In a season marked by some lopsided grid formations, Schumacher has been the model of consistency. Only once has the German failed to make the first three rows of the grid, and that by the smallest of margins (7th) in Brazil. Additionally, his consistent choice to run slightly longer first stints has led to four key 'pitstop passes'. Two were for the lead, against brother Ralf in San Marino and Canada - passes that would have proved near-impossible on the track.

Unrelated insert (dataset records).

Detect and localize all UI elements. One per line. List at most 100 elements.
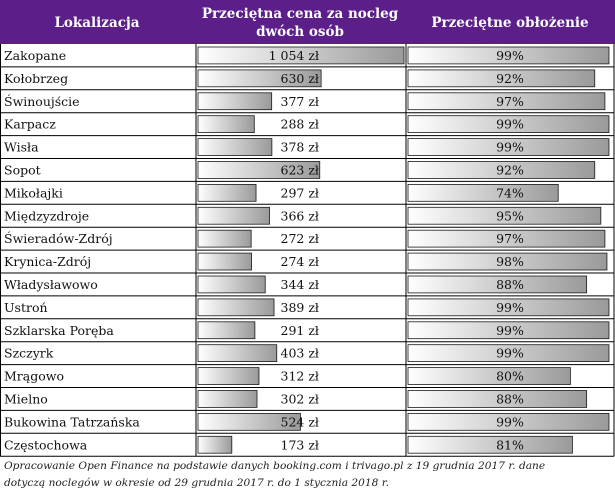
price-bar — [197, 206, 270, 225]
price-bar — [197, 115, 255, 133]
price-bar — [197, 183, 257, 202]
city-label: Władysławowo — [4, 277, 98, 292]
occupancy-label: 99% — [496, 140, 524, 155]
table-rows: Zakopane 1 054 zł 99% Kołobrzeg 630 zł 92% Świ… — [4, 46, 610, 454]
occupancy-label: 97% — [496, 94, 524, 109]
city-label: Ustroń — [4, 300, 48, 315]
city-label: Bukowina Tatrzańska — [4, 414, 140, 429]
price-label: 623 zł — [281, 163, 319, 178]
table-row: Szczyrk 403 zł 99% — [4, 344, 610, 363]
city-label: Mrągowo — [4, 369, 64, 384]
header-occupancy: Przeciętne obłożenie — [431, 15, 588, 31]
city-label: Zakopane — [4, 48, 66, 63]
price-label: 524 zł — [281, 414, 319, 429]
occupancy-label: 95% — [496, 208, 524, 223]
price-bar — [197, 390, 258, 408]
price-label: 288 zł — [281, 117, 319, 132]
price-bar — [197, 252, 252, 271]
city-label: Mielno — [4, 392, 48, 407]
price-label: 274 zł — [281, 254, 319, 269]
occupancy-label: 92% — [496, 163, 524, 178]
occupancy-label: 99% — [496, 300, 524, 315]
price-label: 630 zł — [281, 71, 319, 86]
occupancy-label: 88% — [496, 392, 524, 407]
price-bar — [197, 435, 233, 454]
table-row: Karpacz 288 zł 99% — [4, 115, 610, 133]
price-label: 297 zł — [281, 185, 319, 200]
price-bar — [197, 92, 273, 111]
table-row: Bukowina Tatrzańska 524 zł 99% — [4, 412, 610, 431]
table-row: Szklarska Poręba 291 zł 99% — [4, 321, 610, 340]
table-row: Krynica-Zdrój 274 zł 98% — [4, 252, 608, 271]
table-row: Międzyzdroje 366 zł 95% — [4, 206, 602, 225]
city-label: Sopot — [4, 163, 41, 178]
city-label: Szczyrk — [4, 346, 54, 361]
table-row: Świeradów-Zdrój 272 zł 97% — [4, 229, 606, 248]
occupancy-label: 80% — [496, 369, 524, 384]
price-bar — [197, 229, 252, 248]
occupancy-bar — [407, 321, 610, 340]
occupancy-label: 97% — [496, 231, 524, 246]
city-label: Świeradów-Zdrój — [4, 230, 113, 246]
table-row: Mrągowo 312 zł 80% — [4, 367, 571, 385]
price-bar — [197, 46, 405, 65]
city-label: Mikołajki — [4, 185, 63, 200]
occupancy-label: 74% — [496, 185, 524, 200]
header-price-line2: dwóch osób — [256, 24, 344, 40]
price-bar — [197, 412, 301, 431]
footnote: Opracowanie Open Finance na podstawie da… — [4, 458, 604, 492]
occupancy-label: 99% — [496, 346, 524, 361]
table-row: Częstochowa 173 zł 81% — [4, 435, 573, 454]
price-bar — [197, 275, 266, 294]
city-label: Kołobrzeg — [4, 71, 68, 86]
occupancy-bar — [407, 161, 596, 179]
occupancy-bar — [407, 138, 610, 156]
table-row: Władysławowo 344 zł 88% — [4, 275, 588, 294]
table-row: Sopot 623 zł 92% — [4, 161, 596, 179]
occupancy-bar — [407, 390, 588, 408]
occupancy-label: 99% — [496, 323, 524, 338]
price-label: 1 054 zł — [269, 48, 319, 63]
city-label: Częstochowa — [4, 437, 88, 452]
header-city: Lokalizacja — [54, 15, 139, 31]
occupancy-label: 99% — [496, 48, 524, 63]
table-row: Wisła 378 zł 99% — [4, 138, 610, 156]
price-label: 403 zł — [281, 346, 319, 361]
table-row: Mikołajki 297 zł 74% — [4, 183, 559, 202]
header-band — [0, 0, 615, 44]
price-label: 378 zł — [281, 140, 319, 155]
city-label: Szklarska Poręba — [4, 323, 114, 338]
occupancy-bar — [407, 367, 571, 385]
table-row: Kołobrzeg 630 zł 92% — [4, 69, 596, 88]
price-label: 344 zł — [281, 277, 319, 292]
header-price-line1: Przeciętna cena za nocleg — [202, 6, 399, 22]
city-label: Wisła — [4, 140, 39, 155]
price-bar — [197, 138, 273, 156]
table-row: Mielno 302 zł 88% — [4, 390, 588, 408]
occupancy-bar — [407, 46, 610, 65]
price-label: 302 zł — [281, 392, 319, 407]
price-bar — [197, 344, 278, 363]
footnote-line2: dotyczą noclegów w okresie od 29 grudnia… — [4, 477, 390, 489]
occupancy-bar — [407, 115, 610, 133]
price-label: 173 zł — [281, 437, 319, 452]
occupancy-bar — [407, 183, 559, 202]
occupancy-bar — [407, 412, 610, 431]
occupancy-label: 99% — [496, 414, 524, 429]
occupancy-label: 92% — [496, 71, 524, 86]
price-bar — [197, 367, 260, 385]
city-label: Karpacz — [4, 117, 56, 132]
price-label: 366 zł — [281, 208, 319, 223]
occupancy-bar — [407, 298, 610, 317]
city-label: Międzyzdroje — [4, 208, 89, 223]
price-label: 389 zł — [281, 300, 319, 315]
occupancy-bar — [407, 344, 610, 363]
price-bar — [197, 321, 256, 340]
price-label: 377 zł — [281, 94, 319, 109]
occupancy-bar — [407, 229, 606, 248]
occupancy-bar — [407, 252, 608, 271]
occupancy-label: 99% — [496, 117, 524, 132]
price-label: 291 zł — [281, 323, 319, 338]
city-label: Krynica-Zdrój — [4, 254, 91, 269]
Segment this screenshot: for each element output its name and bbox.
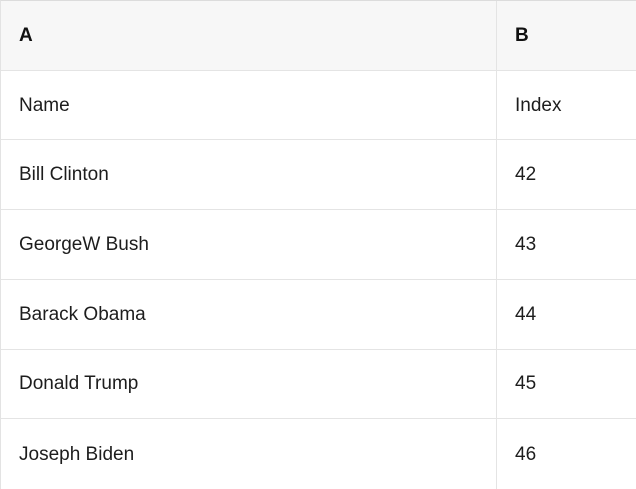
- table-row: Bill Clinton 42: [1, 140, 636, 211]
- cell-text: Donald Trump: [19, 373, 139, 395]
- cell-index[interactable]: 46: [497, 419, 636, 489]
- cell-name[interactable]: Bill Clinton: [1, 140, 497, 210]
- cell-index[interactable]: 44: [497, 280, 636, 349]
- cell-text: 46: [515, 443, 537, 465]
- cell-text: GeorgeW Bush: [19, 233, 149, 255]
- cell-text: 45: [515, 373, 537, 395]
- cell-text: Index: [515, 94, 562, 116]
- column-header-a-label: A: [19, 24, 33, 46]
- cell-name[interactable]: Donald Trump: [1, 349, 497, 419]
- cell-text: 43: [515, 233, 537, 255]
- column-header-a[interactable]: A: [1, 1, 497, 70]
- table-row: GeorgeW Bush 43: [1, 210, 636, 280]
- table-row: Name Index: [1, 70, 636, 141]
- cell-text: Name: [19, 94, 70, 116]
- cell-text: 42: [515, 164, 537, 186]
- cell-text: 44: [515, 303, 537, 325]
- cell-index[interactable]: 43: [497, 210, 636, 279]
- table-row: Donald Trump 45: [1, 349, 636, 420]
- cell-text: Bill Clinton: [19, 164, 109, 186]
- cell-index[interactable]: 42: [497, 140, 636, 209]
- column-header-b-label: B: [515, 24, 529, 46]
- cell-name[interactable]: Joseph Biden: [1, 419, 497, 489]
- table-row: Barack Obama 44: [1, 279, 636, 350]
- table-row: Joseph Biden 46: [1, 419, 636, 489]
- cell-name[interactable]: GeorgeW Bush: [1, 210, 497, 279]
- cell-index[interactable]: 45: [497, 350, 636, 419]
- cell-name-header[interactable]: Name: [1, 70, 497, 140]
- cell-text: Joseph Biden: [19, 443, 135, 465]
- cell-text: Barack Obama: [19, 303, 146, 325]
- table-header-row: A B: [1, 1, 636, 71]
- cell-index-header[interactable]: Index: [497, 71, 636, 140]
- cell-name[interactable]: Barack Obama: [1, 279, 497, 349]
- column-header-b[interactable]: B: [497, 1, 636, 70]
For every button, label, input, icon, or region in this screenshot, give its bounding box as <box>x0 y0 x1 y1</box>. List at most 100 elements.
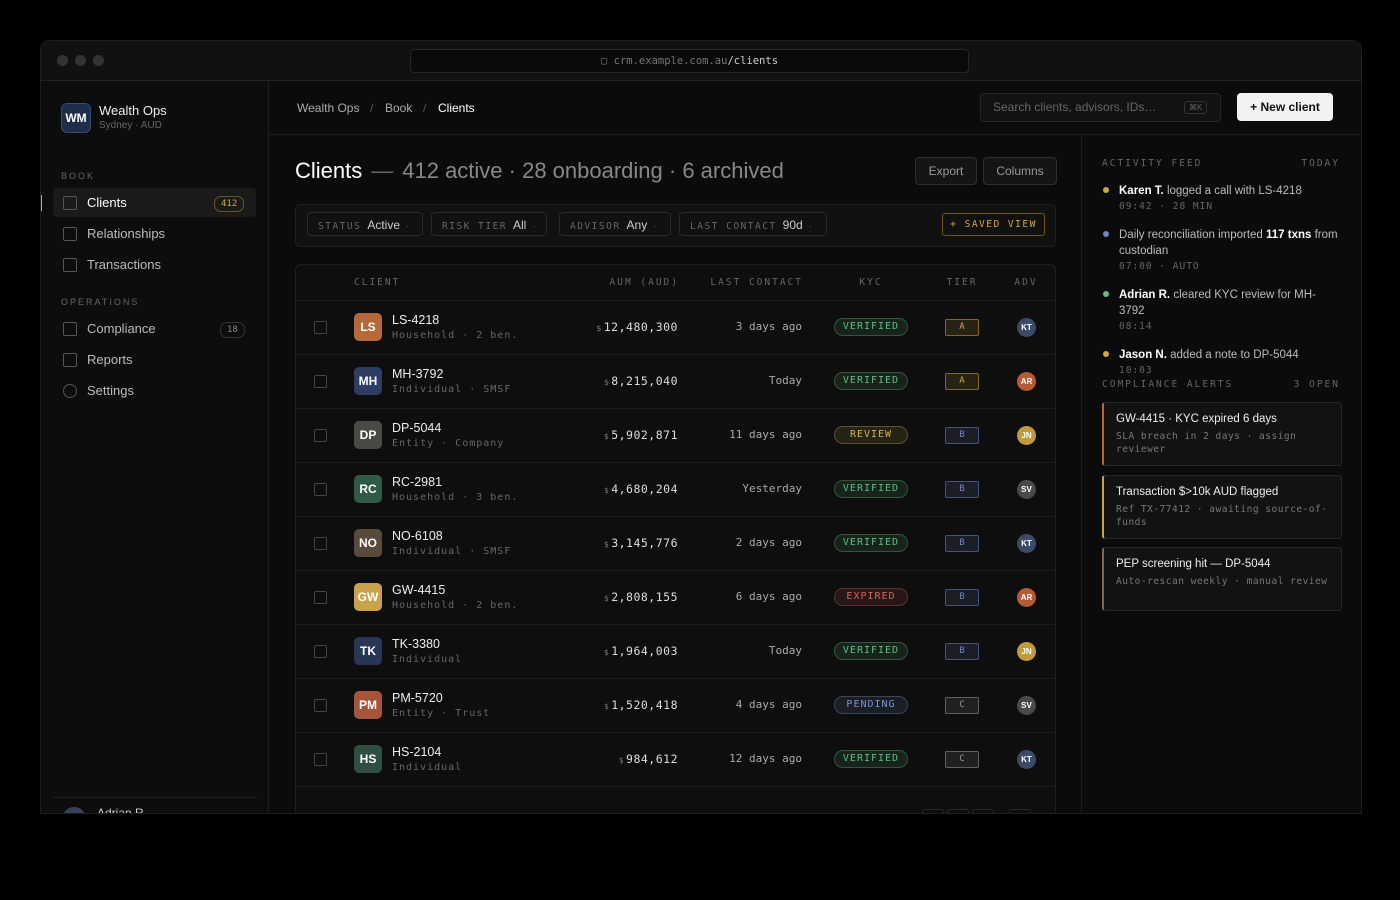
user-avatar <box>62 807 86 813</box>
filter-chip[interactable]: STATUS Active · <box>307 212 423 236</box>
nav-label[interactable]: Transactions <box>87 257 161 272</box>
column-header: CLIENT <box>354 277 401 288</box>
row-checkbox[interactable] <box>314 699 327 712</box>
dot <box>75 55 86 66</box>
row-checkbox[interactable] <box>314 591 327 604</box>
client-id[interactable]: LS-4218 <box>392 313 440 327</box>
breadcrumb[interactable]: Wealth Ops <box>297 101 360 115</box>
alert-card[interactable] <box>1102 547 1342 611</box>
row[interactable] <box>296 624 1054 678</box>
client-avatar: NO <box>354 529 382 557</box>
row-checkbox[interactable] <box>314 483 327 496</box>
kyc-badge: REVIEW <box>834 426 908 444</box>
column-header: AUM (AUD) <box>609 277 679 288</box>
tier-badge: B <box>945 643 979 660</box>
feed-dot <box>1103 231 1109 237</box>
topbar-border <box>269 134 1361 135</box>
kyc-badge: EXPIRED <box>834 588 908 606</box>
row-checkbox[interactable] <box>314 321 327 334</box>
client-id[interactable]: NO-6108 <box>392 529 443 543</box>
row-checkbox[interactable] <box>314 753 327 766</box>
row[interactable] <box>296 570 1054 624</box>
filter-label: ADVISOR <box>570 221 621 232</box>
client-sub: Household · 3 ben. <box>392 492 519 503</box>
alert-card[interactable] <box>1102 402 1342 466</box>
alert-card[interactable] <box>1102 475 1342 539</box>
row[interactable] <box>296 354 1054 408</box>
aum-value: 1,520,418 <box>611 698 678 712</box>
table <box>295 264 1056 813</box>
tier-badge: C <box>945 697 979 714</box>
last-contact: 12 days ago <box>729 752 802 765</box>
nav-icon <box>63 196 77 210</box>
client-id[interactable]: GW-4415 <box>392 583 446 597</box>
nav-label[interactable]: Compliance <box>87 321 156 336</box>
client-sub: Individual · SMSF <box>392 384 512 395</box>
nav-icon <box>63 322 77 336</box>
client-avatar: RC <box>354 475 382 503</box>
client-id[interactable]: MH-3792 <box>392 367 444 381</box>
row[interactable] <box>296 732 1054 786</box>
row[interactable] <box>296 462 1054 516</box>
client-id[interactable]: RC-2981 <box>392 475 443 489</box>
nav-badge: 412 <box>214 196 245 212</box>
filter-chip[interactable]: RISK TIER All · <box>431 212 547 236</box>
search-placeholder: Search clients, advisors, IDs… <box>993 100 1157 114</box>
alert-title: PEP screening hit — DP-5044 <box>1116 558 1271 570</box>
currency: $ <box>618 756 625 765</box>
saved-view-button[interactable]: + SAVED VIEW <box>942 213 1045 236</box>
breadcrumb[interactable]: Book <box>385 101 413 115</box>
nav-badge: 18 <box>220 322 245 338</box>
aum: $12,480,300 <box>596 320 678 334</box>
filter-chip[interactable]: ADVISOR Any · <box>559 212 671 236</box>
aum-value: 8,215,040 <box>611 374 678 388</box>
page-button[interactable] <box>1009 809 1031 813</box>
breadcrumb[interactable]: Clients <box>438 101 475 115</box>
nav-icon <box>63 384 77 398</box>
heading-summary: 412 active · 28 onboarding · 6 archived <box>402 158 784 183</box>
header-button[interactable]: Columns <box>983 157 1057 185</box>
row[interactable] <box>296 678 1054 732</box>
aum-value: 3,145,776 <box>611 536 678 550</box>
new-client-button[interactable]: + New client <box>1237 93 1333 121</box>
nav-icon <box>63 227 77 241</box>
page-button[interactable] <box>922 809 944 813</box>
page-button[interactable] <box>947 809 969 813</box>
currency: $ <box>603 648 610 657</box>
kyc-badge: VERIFIED <box>834 318 908 336</box>
nav-indicator <box>41 195 42 211</box>
nav-label[interactable]: Reports <box>87 352 133 367</box>
nav-label[interactable]: Clients <box>87 195 127 210</box>
nav-icon <box>63 258 77 272</box>
page-button[interactable] <box>972 809 994 813</box>
last-contact: 11 days ago <box>729 428 802 441</box>
row[interactable] <box>296 300 1054 354</box>
alert-detail: SLA breach in 2 days · assign reviewer <box>1116 431 1297 455</box>
client-id[interactable]: HS-2104 <box>392 745 442 759</box>
client-avatar: LS <box>354 313 382 341</box>
header-button[interactable]: Export <box>915 157 977 185</box>
row[interactable] <box>296 408 1054 462</box>
nav-label[interactable]: Settings <box>87 383 134 398</box>
aum-value: 5,902,871 <box>611 428 678 442</box>
alerts-title: COMPLIANCE ALERTS <box>1102 379 1234 390</box>
aum-value: 12,480,300 <box>603 320 678 334</box>
row[interactable] <box>296 516 1054 570</box>
search-box[interactable] <box>980 93 1221 122</box>
section-title: BOOK <box>61 171 96 181</box>
row-checkbox[interactable] <box>314 645 327 658</box>
filter-label: LAST CONTACT <box>690 221 777 232</box>
client-id[interactable]: DP-5044 <box>392 421 442 435</box>
client-id[interactable]: PM-5720 <box>392 691 443 705</box>
client-id[interactable]: TK-3380 <box>392 637 440 651</box>
url-bar[interactable]: ▢ crm.example.com.au/clients <box>410 49 969 73</box>
row-checkbox[interactable] <box>314 375 327 388</box>
nav-label[interactable]: Relationships <box>87 226 166 241</box>
row-checkbox[interactable] <box>314 537 327 550</box>
tier-badge: C <box>945 751 979 768</box>
aum-value: 2,808,155 <box>611 590 678 604</box>
filter-chip[interactable]: LAST CONTACT 90d · <box>679 212 827 236</box>
row-checkbox[interactable] <box>314 429 327 442</box>
feed-part: Karen T. <box>1119 185 1164 197</box>
filter-caret: · <box>532 221 536 232</box>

The other two passes, against Ralf and Renault's Jarno Trulli at Monaco, elevated the German to an eventual podium finish - on a track where passing is impossible. While getting past Jarno Trulli's Renault in a superior F2003-GA might not be rated as much of a racing achievement (even at Monaco), it's worth noting that David Coulthard couldn't pass Trulli in an equally superior McLaren - thanks entirely to the unfortunate timing of his pitstops. Just two laps more fuel on either of his first two stints would have seen the Scot comfortably past the slower Renault and into a higher points finish. In a competitive season made even closer by the new points system, such incremental gains could prove vital by season's end.
It would be churlish to blame Coulthard's failure to pass Trulli on poor strategy, just as Schumacher's pass cannot be credited to strategic brilliance. In both cases, pure luck played a part. With teams not knowing what fuel loads the others are running in qualifying, it's no more than educated guesswork. Nevertheless, in a sport where teams and drivers often make their own luck, it's not coincidence that Schumacher and Brawn's educated guesswork is so often more accurate than their rivals'.
With Schumacher now leading the 2003 Championship for the first time, the launch of McLaren's MP4-18 cannot come fast enough if Kimi Raikkonen is to sustain his Championship challenge. Although, even with a new and faster machine at his disposal, the Finn cannot afford any more qualifying mistakes - especially not if Schumacher keeps hitting the strategic sweet spot.